Nella sua prima attestazione documentaria, risalente al 1565, la chiesetta di San Girolamo de la Murta, nelle campagne tra Capoterra e Poggio dei Pini, veniva donata dall’arcivescovo di Cagliari Antonio Parragues del Castillejo all’eremita frate Francisco Boy, affinché potesse «condurvi vita solitaria e contemplativa».
La semplice aula mononavata con copertura lignea, però, nel suo orientamento lungo l’asse nord-sud, mentre quello liturgicamente canonico avrebbe richiesto l’altare rivolto ad est, lascerebbe presupporre una sua destinazione ad uso profano ancora più antica.
La sua trasformazione in luogo di culto può farsi risalire al periodo di trapasso tra medioevo ed età moderna, quando la spiritualità cristiana occidentale riscoprì il fascino dell’anacoretismo e quindi la complessa figura di San Girolamo, padre e dottore della Chiesa, che trascorse lunghi periodi della sua vita solitario nel deserto.
Nel 1629 la chiesetta di San Girolamo a Capoterra fu elevata a “canonicato di stello” della cattedrale di Cagliari, e come tale demanializzata nel 1867. Lasciata da questo momento in completo abbandono, nel 1893 fu restaurata ad opera di privati, ai quali, per usucapione, passò anche il titolo di proprietà.

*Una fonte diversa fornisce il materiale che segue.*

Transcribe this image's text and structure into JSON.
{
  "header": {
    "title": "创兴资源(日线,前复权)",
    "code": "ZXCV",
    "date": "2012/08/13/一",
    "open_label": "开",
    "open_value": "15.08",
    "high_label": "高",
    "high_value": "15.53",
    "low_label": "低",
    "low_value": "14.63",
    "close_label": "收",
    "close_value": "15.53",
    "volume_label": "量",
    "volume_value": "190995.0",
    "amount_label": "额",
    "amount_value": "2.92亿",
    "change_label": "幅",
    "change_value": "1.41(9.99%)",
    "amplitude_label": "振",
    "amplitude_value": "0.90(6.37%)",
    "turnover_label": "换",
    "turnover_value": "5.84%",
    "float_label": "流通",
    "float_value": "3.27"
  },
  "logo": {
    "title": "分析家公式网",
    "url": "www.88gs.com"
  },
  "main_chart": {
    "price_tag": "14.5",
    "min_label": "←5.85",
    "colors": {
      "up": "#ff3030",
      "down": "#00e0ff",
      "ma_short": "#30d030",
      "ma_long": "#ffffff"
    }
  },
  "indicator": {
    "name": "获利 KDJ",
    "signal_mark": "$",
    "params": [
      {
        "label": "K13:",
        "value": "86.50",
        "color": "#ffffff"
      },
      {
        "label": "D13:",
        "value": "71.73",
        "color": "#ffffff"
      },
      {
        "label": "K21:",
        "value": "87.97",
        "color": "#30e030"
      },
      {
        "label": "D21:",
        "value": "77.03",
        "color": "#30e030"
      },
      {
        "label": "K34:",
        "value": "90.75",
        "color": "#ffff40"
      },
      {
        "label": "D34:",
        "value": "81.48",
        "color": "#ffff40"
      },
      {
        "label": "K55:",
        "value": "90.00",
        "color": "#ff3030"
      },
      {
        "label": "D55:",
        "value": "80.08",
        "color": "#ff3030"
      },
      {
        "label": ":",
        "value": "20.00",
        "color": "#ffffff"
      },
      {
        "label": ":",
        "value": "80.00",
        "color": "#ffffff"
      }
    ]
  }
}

Questa particolare situazione giuridica spiega come mai sino ad oggi, da parte degli storici dell’arte, sia stato eluso lo studio del suo arredo interno, in cui spicca una pala d’altare in legno intagliato e dipinto attribuibile al pittore algherese Francesco Pinna, morto a Cagliari nel 1616, considerato il maggiore esponente del tardo manierismo in Sardegna.